Novel ini dipenuhi dengan diksi tentang lautan dan kawan-kawannya. Di setiap bab, terdapat kata-kata mutiara yang menggambarkan judul bab dan cerita di dalamnya. Judul-judul babnya sendiri terdiri atas unsur-unsur lautan seperti pantai, angin, laut, dan badai. Novel yang filosofis sekali. Hal ini juga terlihat pada judul novelnya, Wanita di Lautan Sunyi. Aku menyukai jenis-jenis novel seperti ini.
Setting Kecamatan Sangkulirang yang notabene adalah tempat terpencil di Kalimantan Timur membuatku juga betah membaca novel ini. Aku benar-benar senang bisa membayangkan suasana desa di tepi pelabuhan dimana Tiara mengabdi, mencium aroma asin lautnya, merasai angin yang menerpa wajah Latifah, dan bagaimana kehidupan masyarakat pantai di “paruh” Kalimantan tersebut.

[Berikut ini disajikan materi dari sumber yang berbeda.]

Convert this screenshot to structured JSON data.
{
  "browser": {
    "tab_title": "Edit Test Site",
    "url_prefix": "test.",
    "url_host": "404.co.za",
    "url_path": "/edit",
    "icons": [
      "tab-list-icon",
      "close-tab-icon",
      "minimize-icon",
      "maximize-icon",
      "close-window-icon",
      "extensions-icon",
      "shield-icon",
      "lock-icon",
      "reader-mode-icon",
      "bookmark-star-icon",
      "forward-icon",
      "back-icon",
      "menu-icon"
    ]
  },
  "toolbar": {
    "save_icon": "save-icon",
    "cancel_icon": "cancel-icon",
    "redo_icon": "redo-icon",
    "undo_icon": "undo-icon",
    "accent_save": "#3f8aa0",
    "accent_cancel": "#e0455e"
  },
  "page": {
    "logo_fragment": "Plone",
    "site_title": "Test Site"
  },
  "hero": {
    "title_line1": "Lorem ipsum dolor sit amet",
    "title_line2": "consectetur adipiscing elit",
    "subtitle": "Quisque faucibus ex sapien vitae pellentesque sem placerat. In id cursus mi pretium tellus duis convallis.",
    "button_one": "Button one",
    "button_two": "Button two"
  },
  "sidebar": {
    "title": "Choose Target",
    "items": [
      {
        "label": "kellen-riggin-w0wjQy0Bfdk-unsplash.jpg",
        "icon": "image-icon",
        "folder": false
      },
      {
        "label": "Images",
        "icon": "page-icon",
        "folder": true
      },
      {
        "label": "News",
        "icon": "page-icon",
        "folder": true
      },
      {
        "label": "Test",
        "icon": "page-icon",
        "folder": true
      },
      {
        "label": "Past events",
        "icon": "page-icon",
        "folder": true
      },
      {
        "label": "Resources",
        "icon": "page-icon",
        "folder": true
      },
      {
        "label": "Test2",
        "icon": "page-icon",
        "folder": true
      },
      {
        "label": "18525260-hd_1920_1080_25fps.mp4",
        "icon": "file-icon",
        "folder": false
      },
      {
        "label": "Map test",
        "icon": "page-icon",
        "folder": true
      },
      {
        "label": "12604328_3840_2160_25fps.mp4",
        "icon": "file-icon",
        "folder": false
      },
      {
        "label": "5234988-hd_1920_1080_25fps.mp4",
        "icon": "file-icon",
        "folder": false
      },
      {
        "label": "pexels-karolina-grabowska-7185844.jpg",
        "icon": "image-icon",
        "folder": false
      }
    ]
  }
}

Tema yang diangkat dalam novel 356 halaman ini sebenarnya sederhana, yaitu berjuang menghadapi keterbatasan. Namun dalam balutan kisah cinta dan setting yang terjalin rapi, tema yang sederhana ini malah membuat novel ini mempunyai “rasa” yang berbeda. Lagipula, dengan label inspired by true story pada covernya, novel ini semakin terasa hidup.
Tentang isi novelnya sendiri, ada banyak pesan yang bisa kita serap dari novel ini. Dari kata-kata mutiara di awal bab, dari perilaku tokoh, serta dari bagaimana penulis menggambarkan bahwa keterbatasan bukanlah hal yang tercipta untuk ditangisi. Seperti yang terjadi pada Latifah, meski tuna rungu dan tuna wicara ia tetap berniat untuk menjadi orang yang baik dan berguna. Saat membaca betapa putih hatinya, aku menjadi malu sendiri. Bagaimana dengan kita yang setidaknya sempurna secara fisik?
Hanya ada satu hal yang mengganggu mataku pada novel ini, yakni pada sampul novel tertulis “novel islami”. Dengan latar belakang pink ngejreng, tulisan tersebut tampak “terpaksa” ditempelkan. Menurutku tanpa label tersebut pun, setelah membaca para pembaca akan tahu itu, novel ini mengusung nilai-nilai spiritual keislaman. Meski tanpa selipan hadist ataupun ayat Al-Qur’an secara eksplisit.